Lucia hanya menatap datar pada mereka. Tiba-tiba terlintas kenangan Lucia yang asli di pikirannya.
"Hehehe, Nona Lucia jangan menolak. Nikmati saja. Kami akan bermain dengan lembut." Mata nanar pria tua itu membuat Lucia ingin muntah. Begitu juga anak lelakinya yang menjilati bibir. Mereka berdua sudah membayangkan kenikmatan seperti apa yang akan mereka dapatkan.
Lelaki tua itu adalah suami Retta dan yang lebih muda adalah anak lelakinya.
"Menjijikkan. Menjauh dariku!!" Teriak Lucia. Dia menangis dan berteriak sekuat tenaga. Gaunnya telah robek disana-sini.
Untungnya, Tuan Dawson berada di dekat tempat kejadian sehingga dia dan bawahannya segera menangkap mereka berdua. Anak dan suami Retta pun dimasukkan kepenjara dan dipukuli habis-habisan.
Kepolosan Lucia masih terjaga.
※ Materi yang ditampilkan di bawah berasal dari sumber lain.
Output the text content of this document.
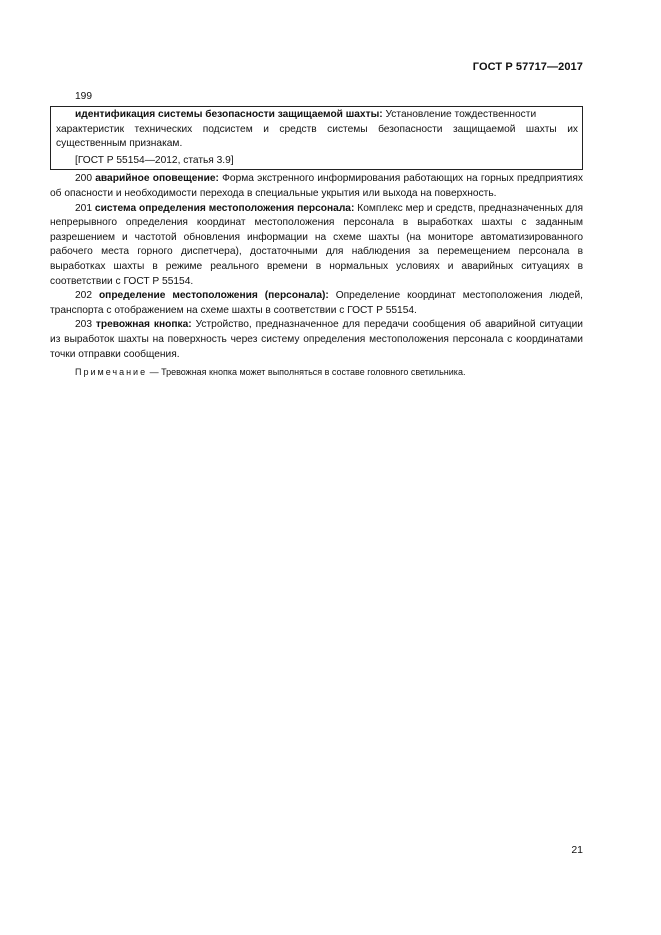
ГОСТ Р 57717—2017
199

идентификация системы безопасности защищаемой шахты: Установление тождественности

характеристик технических подсистем и средств системы безопасности защищаемой шахты их существенным признакам.

[ГОСТ Р 55154—2012, статья 3.9]

200 аварийное оповещение: Форма экстренного информирования работающих на горных предприятиях об опасности и необходимости перехода в специальные укрытия или выхода на поверхность.

201 система определения местоположения персонала: Комплекс мер и средств, предназначенных для непрерывного определения координат местоположения персонала в выработках шахты с заданным разрешением и частотой обновления информации на схеме шахты (на мониторе автоматизированного рабочего места горного диспетчера), достаточными для наблюдения за перемещением персонала в выработках шахты в режиме реального времени в нормальных условиях и аварийных ситуациях в соответствии с ГОСТ Р 55154.

202 определение местоположения (персонала): Определение координат местоположения людей, транспорта с отображением на схеме шахты в соответствии с ГОСТ Р 55154.

203 тревожная кнопка: Устройство, предназначенное для передачи сообщения об аварийной ситуации из выработок шахты на поверхность через систему определения местоположения персонала с координатами точки отправки сообщения.

Примечание — Тревожная кнопка может выполняться в составе головного светильника.

21
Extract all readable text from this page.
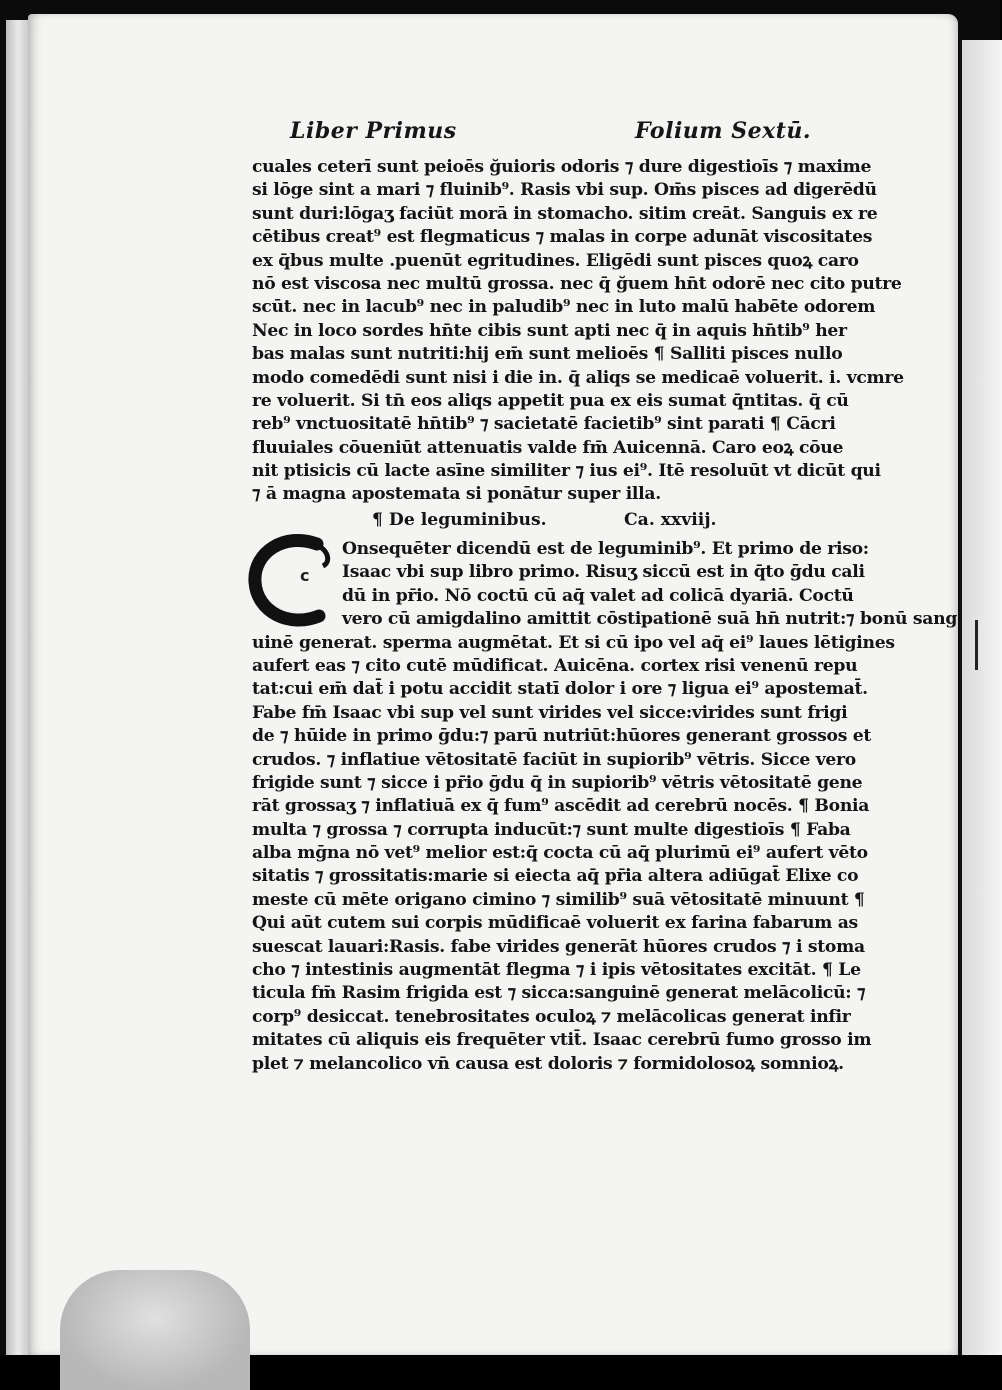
Liber Primus	Folium Sextū.
cuales ceterī sunt peioēs ğuioris odoris ⁊ dure digestioīs ⁊ maxime
si lōge sint a mari ⁊ fluinib⁹. Rasis vbi sup. Om̄s pisces ad digerēdū
sunt duri:lōgaʒ faciūt morā in stomacho. sitim creāt. Sanguis ex re
cētibus creat⁹ est flegmaticus ⁊ malas in corpe adunāt viscositates
ex q̄bus multe .puenūt egritudines. Eligēdi sunt pisces quoꝝ caro
nō est viscosa nec multū grossa. nec q̄ ğuem hn̄t odorē nec cito putre
scūt. nec in lacub⁹ nec in paludib⁹ nec in luto malū habēte odorem
Nec in loco sordes hn̄te cibis sunt apti nec q̄ in aquis hn̄tib⁹ her
bas malas sunt nutriti:hij em̄ sunt melioēs ¶ Salliti pisces nullo
modo comedēdi sunt nisi i die in. q̄ aliqs se medicaē voluerit. i. vcmre
re voluerit. Si tn̄ eos aliqs appetit pua ex eis sumat q̄ntitas. q̄ cū
reb⁹ vnctuositatē hn̄tib⁹ ⁊ sacietatē facietib⁹ sint parati ¶ Cācri
fluuiales cōueniūt attenuatis valde fm̄ Auicennā. Caro eoꝝ cōue
nit ptisicis cū lacte asīne similiter ⁊ ius ei⁹. Itē resoluūt vt dicūt qui
⁊ ā magna apostemata si ponātur super illa.
¶ De leguminibus.	Ca. xxviij.
c
Onsequēter dicendū est de leguminib⁹. Et primo de riso:
Isaac vbi sup libro primo. Risuʒ siccū est in q̄to ḡdu cali
dū in pr̄io. Nō coctū cū aq̄ valet ad colicā dyariā. Coctū
vero cū amigdalino amittit cōstipationē suā hn̄ nutrit:⁊ bonū sang
uinē generat. sperma augmētat. Et si cū ipo vel aq̄ ei⁹ laues lētigines
aufert eas ⁊ cito cutē mūdificat. Auicēna. cortex risi venenū repu
tat:cui em̄ dat̄ i potu accidit statī dolor i ore ⁊ ligua ei⁹ apostemat̄.
Fabe fm̄ Isaac vbi sup vel sunt virides vel sicce:virides sunt frigi
de ⁊ hūide in primo ḡdu:⁊ parū nutriūt:hūores generant grossos et
crudos. ⁊ inflatiue vētositatē faciūt in supiorib⁹ vētris. Sicce vero
frigide sunt ⁊ sicce i pr̄io ḡdu q̄ in supiorib⁹ vētris vētositatē gene
rāt grossaʒ ⁊ inflatiuā ex q̄ fum⁹ ascēdit ad cerebrū nocēs. ¶ Bonia
multa ⁊ grossa ⁊ corrupta inducūt:⁊ sunt multe digestioīs ¶ Faba
alba mḡna nō vet⁹ melior est:q̄ cocta cū aq̄ plurimū ei⁹ aufert vēto
sitatis ⁊ grossitatis:marie si eiecta aq̄ pr̄ia altera adiūgat̄ Elixe co
meste cū mēte origano cimino ⁊ similib⁹ suā vētositatē minuunt ¶
Qui aūt cutem sui corpis mūdificaē voluerit ex farina fabarum as
suescat lauari:Rasis. fabe virides generāt hūores crudos ⁊ i stoma
cho ⁊ intestinis augmentāt flegma ⁊ i ipis vētositates excitāt. ¶ Le
ticula fm̄ Rasim frigida est ⁊ sicca:sanguinē generat melācolicū: ⁊
corp⁹ desiccat. tenebrositates oculoꝝ ⁊ melācolicas generat infir
mitates cū aliquis eis frequēter vtit̄. Isaac cerebrū fumo grosso im
plet ⁊ melancolico vn̄ causa est doloris ⁊ formidolosoꝝ somnioꝝ.
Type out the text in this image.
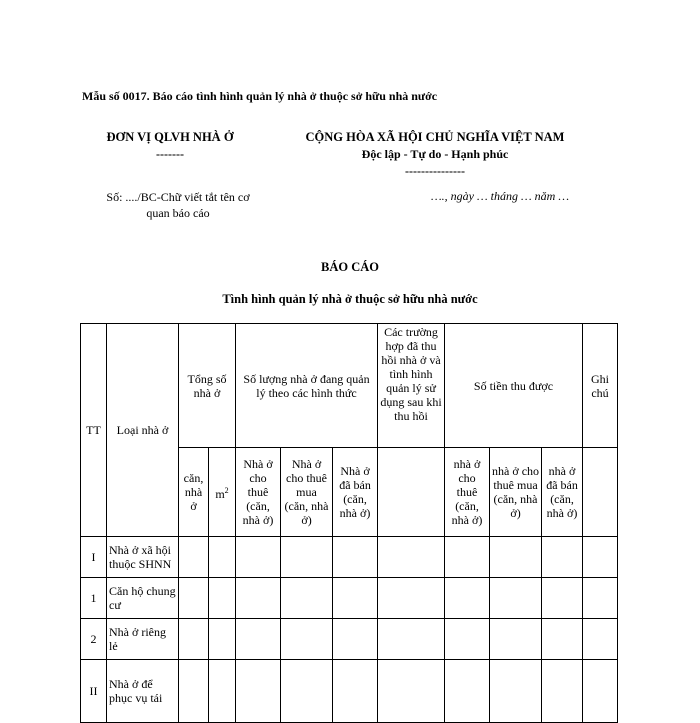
Mẫu số 0017. Báo cáo tình hình quản lý nhà ở thuộc sở hữu nhà nước
ĐƠN VỊ QLVH NHÀ Ở
-------
CỘNG HÒA XÃ HỘI CHỦ NGHĨA VIỆT NAM
Độc lập - Tự do - Hạnh phúc
---------------
Số: ..../BC-Chữ viết tắt tên cơ
quan báo cáo
…., ngày … tháng … năm …
BÁO CÁO
Tình hình quản lý nhà ở thuộc sở hữu nhà nước
TT	Loại nhà ở	Tổng số nhà ở		Số lượng nhà ở đang quản lý theo các hình thức			Các trường hợp đã thu hồi nhà ở và tình hình quản lý sử dụng sau khi thu hồi	Số tiền thu được			Ghi chú
		căn, nhà ở	$m^2$	Nhà ở cho thuê (căn, nhà ở)	Nhà ở cho thuê mua (căn, nhà ở)	Nhà ở đã bán (căn, nhà ở)		nhà ở cho thuê (căn, nhà ở)	nhà ở cho thuê mua (căn, nhà ở)	nhà ở đã bán (căn, nhà ở)	
I	Nhà ở xã hội thuộc SHNN										
1	Căn hộ chung cư										
2	Nhà ở riêng lẻ										
II	Nhà ở để phục vụ tái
Dia merasa lega, tapi Dawson berencana untuk memecat Retta tapi Lucia merasa itu bukan kesalahan Retta dan hanya memecat suami dan anaknya.
Hal inilah yang menyebabkan Tuan Dawson kecewa pada Lucia karena membela Retta habis-habisan.
Dendam membara di hati Retta. Tidak seharusnya suami dan anaknya dipecat dari pekerjaan itu sehingga dia pun mulai merundung Lucia lebih parah dari sebelumnya.
Tapi Lucia yang berdiri di depan mereka ini bukanlah Lucia yang asli, tapi Lucia yang akan membalas dendam sepuluh kali lipat.
Retta yang berada dibalik jeruji merangkak dengan susah payah mendekati Lucia memohon agar mereka dilepaskan. Lucia mulai berakting lagi, dia dengan wajah khawatir meminta penjaga untuk membuka kunci agar Lucia bisa masuk.
Awalnya penjaga tidak mau tapi dengan berbagai bujuk rayu Lucia mereka pun mempersilahkan Lucia masuk. Tentu saja dengan ditemani penjaga lainnya.
Lawson merasa kepalanya mulai berdenyut. Dia takut hal buruk menimpa Nona jika terlalu lama disini. Tanpa mereka sadari Edith dan Danny juga berada di sana dan melihat mereka.
Lucia melihat ke bawah pada Retta yang merangkak dan berusaha memegang kakinya. Sayangnya kaki Lucia lebih cepat saat menendang tubuh Retta hingga membuatnya menabrak dinding dan langsung tak sadarkan diri.
Mereka semua yang melihat pemandangan di depannya dengan kaget. Tendangan Nona Lucia cukup kuat. Apa dia belajar bela diri?